Sr. Site Reliability Engineer

19 hours ago

McLean VA United States Root Center For Advanced Recovery Full time

Overview

Design. Disrupt. Repeat.
Be an agent of change on a team committed to achieving client-focused, mission-driven excellence. Steampunk is looking for an experienced Site Reliability Engineer with an appetite for taking on new challenges.

Who We Are
Steampunk is the explosive collision of human-centered design and traditional government contracting. An employee-owned company with a startup mindset and time-tested approaches tailored for the federal government, we’re passionate about creating solutions that are impactful, practical, scalable, and most importantly, that meet our clients’ ever-changing needs.

At Steampunk, we believe in disrupting the status quo and setting the pace in the ecosystem of government contractors, while repurposing tried-and-true methodologies. We believe in empowering our people to find creative solutions to intractable problems. We believe the best environment in which to grow and thrive is outside our comfort zone. While good design makes for a good product, we believe human-centered design makes for an excellent one.

We also believe effective teams are powered by diverse perspectives, backgrounds, and experiences. To that end, Steampunk is an equal opportunity employer committed to promoting diversity of race, gender, sexual orientation, religion, ethnicity, national origin, disability status, and protected veteran status, amongst our ranks. Additionally, we participate in the E-Verify program.

Why Steampunk?
Our people are the very core of what we do; their expertise and hunger for new and exciting challenges fuel our relentless pursuit of mission success. As part of our team of “Punks,” you’ll test the status quo, explore new boundaries, and set the bar high for how government clients expect to engage with contractors.

Because we value our employees’ work/life balance (and believe those who work hard deserve to play hard), we offer a very competitive benefits package, including telework/flex scheduling, health/dental with orthodontics/vision insurance upon hire, paid time off with a sell-back benefit and carryover option, 11 Federal Holidays, 100% paid military leave, 100% 401(k) plan match upon hire, professional development/education reimbursement, all flexible spending accounts, and more.

Contributions

As a Sr. Steampunk Site Reliability Engineer (SRE) , you will be responsible for working with program development teams, infrastructure and platform services teams, and traditional operations and maintenance teams to embrace and embody a shared responsibility for the reliability of an organizations’ applications and infrastructure. As an SRE, your primary responsibility is to combine aspects of software engineering with traditional operations to maintain and improve the reliability, availability, and performance of cloud, infrastructure, and large-scale software systems and services while minimizing downtime and mitigating potential failures.

There are a wide variety of responsibilities you will be delivering in this role:

Infrastructure Optimization: Conduct in-depth analyses of infrastructure, identifying areas for improvement in terms of performance, scalability, and resource utilization. Collaborate with development and operations teams to implement enhancements, utilizing software engineering and/or infrastructure-as-code principles to streamline deployment processes and ensure consistency across environments.
Reliability Metrics and Reporting: Define and implement key reliability metrics, service-level objectives (SLOs), and service-level indicators (SLIs) to measure and report on the health of our systems. Establish monitoring and alerting mechanisms to proactively identify potential issues before they impact users.
Automation and Tooling: Design and implement automation tools to reduce manual toil, streamline repetitive tasks, and enhance overall operational efficiency. Leverage software development techniques to create robust, scalable tooling that supports our reliability goals, and collaborate with development teams to integrate reliability features into the development lifecycle.
Performance Optimization using Software Development Techniques: Collaborate with software development teams to optimize the performance and resilience of services through code improvements, architectural enhancements, and performance tuning.

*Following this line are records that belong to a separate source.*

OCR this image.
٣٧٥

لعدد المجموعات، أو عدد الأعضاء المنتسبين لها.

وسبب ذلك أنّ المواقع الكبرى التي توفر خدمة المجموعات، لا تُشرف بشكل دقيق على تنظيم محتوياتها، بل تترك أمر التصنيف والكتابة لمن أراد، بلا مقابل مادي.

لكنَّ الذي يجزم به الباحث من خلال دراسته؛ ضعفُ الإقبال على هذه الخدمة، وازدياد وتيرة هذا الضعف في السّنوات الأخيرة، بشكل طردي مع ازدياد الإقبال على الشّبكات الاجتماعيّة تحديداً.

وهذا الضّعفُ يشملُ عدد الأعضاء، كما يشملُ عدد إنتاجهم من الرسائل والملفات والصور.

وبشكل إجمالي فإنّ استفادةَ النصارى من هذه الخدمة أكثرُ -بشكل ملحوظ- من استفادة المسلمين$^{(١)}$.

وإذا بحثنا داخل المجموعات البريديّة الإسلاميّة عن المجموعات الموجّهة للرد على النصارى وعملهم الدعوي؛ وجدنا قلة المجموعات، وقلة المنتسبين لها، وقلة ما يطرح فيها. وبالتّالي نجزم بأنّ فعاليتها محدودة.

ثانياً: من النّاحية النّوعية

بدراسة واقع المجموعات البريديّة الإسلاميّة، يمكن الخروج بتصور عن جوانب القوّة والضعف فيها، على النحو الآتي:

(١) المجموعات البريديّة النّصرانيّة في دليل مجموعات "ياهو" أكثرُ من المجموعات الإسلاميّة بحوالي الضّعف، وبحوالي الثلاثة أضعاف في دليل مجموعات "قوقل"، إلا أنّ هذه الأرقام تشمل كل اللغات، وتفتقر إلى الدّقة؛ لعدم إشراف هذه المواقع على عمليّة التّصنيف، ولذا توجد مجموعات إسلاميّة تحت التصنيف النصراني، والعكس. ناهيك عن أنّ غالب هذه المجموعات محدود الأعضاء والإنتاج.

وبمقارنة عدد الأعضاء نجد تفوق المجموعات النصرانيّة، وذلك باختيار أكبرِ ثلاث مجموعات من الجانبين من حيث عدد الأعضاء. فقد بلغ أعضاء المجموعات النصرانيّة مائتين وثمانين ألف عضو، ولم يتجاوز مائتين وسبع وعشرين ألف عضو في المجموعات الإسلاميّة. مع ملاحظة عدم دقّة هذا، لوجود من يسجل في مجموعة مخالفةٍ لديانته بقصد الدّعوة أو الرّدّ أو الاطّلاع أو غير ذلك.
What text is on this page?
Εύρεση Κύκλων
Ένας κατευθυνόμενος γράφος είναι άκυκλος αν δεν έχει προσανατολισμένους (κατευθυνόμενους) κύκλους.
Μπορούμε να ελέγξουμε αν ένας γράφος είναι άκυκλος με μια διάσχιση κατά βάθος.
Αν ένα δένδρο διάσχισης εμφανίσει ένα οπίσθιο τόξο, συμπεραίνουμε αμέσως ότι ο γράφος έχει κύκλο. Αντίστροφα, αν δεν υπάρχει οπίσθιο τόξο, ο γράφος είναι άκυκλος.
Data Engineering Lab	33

Integrate automated testing and profiling into the development pipeline to identify and address performance bottlenecks early in the development lifecycle.
Capacity Planning and Scaling: Collaborate with infrastructure teams to forecast capacity requirements, ensuring our systems can seamlessly scale to meet growing user demands. Implement strategies for auto-scaling and load balancing to optimize resource utilization and enhance overall system stability.
Collaboration and Training: Work closely with development teams to embed reliability best practices into the software development process. Provide mentorship and training to cross-functional teams on SRE principles, encouraging a shared responsibility for the reliability of our services.
Incident Management: Lead the development and implementation of incident response procedures, ensuring timely and effective resolution of issues to minimize impact on users. Foster a culture of continuous improvement by conducting thorough post-incident reviews, identifying root causes, and implementing preventative measures.
Infrastructure and Systems Monitoring: Observe and monitor systems to make sure you have the insight into system performance, health, availability and what is happening internally in the system. Understand what to monitor based on the system(s) you are managing, where to store the monitoring data, who can access historical monitoring data, and how to look at the data to make determinations about future actions.

Qualifications

Required:

Bachelor's degree and at least 10 years of IT experience
Eligible to obtain and maintain a government security clearance
Knowledge and experience with Agile and DevSecOps methodologies
Experience in system Engineering in one or more areas including telecommunications concepts, computer languages, operating systems, database/Data Base Management System (DBMS) and middleware
Experience with the following software/tools:
Source code and binary repository products and techniques (GitHub, GitLab, BitBucket, Artifactory, Nexus, etc.)
Infrastructure and Cloud Management tools such as AWS CloudWatch
Log Management and Analysis tools such as Splunk
Automation and Configuration Management tools such as Terraform or Puppet

Preferred:

Knowledge and experience with NewRelic and/or other AIOps platforms
Have programming skills – Javascript, Ruby and/or Go
Experience with Nginx, HAProxy, Docker, Kubernetes or similar technologies
Experience with messaging systems, collaboration software, application-based firewall and proxy server(s), and operating systems
Experience with Linux and Windows operating systems, along with scripting tools and techniques such as Bash, CSH, KSH, ZSH, etc. and/or Powershell.
Experience with Monitoring and Alerting tools such as Prometheus, Grafana and Datadog

About Steampunk

Steampunk is a Change Agent in the Federal contracting industry, bringing new thinking to clients in the Homeland, Federal Civilian, Health and DoD sectors. Through our Human-Centered delivery methodology , we are fundamentally changing the expectations our Federal clients have for true shared accountability in solving their toughest mission challenges. As an employee owned company , we focus on investing in our employees to enable them to do the greatest work of their careers – and rewarding them for outstanding contributions to our growth. If you want to learn more about our story, visit .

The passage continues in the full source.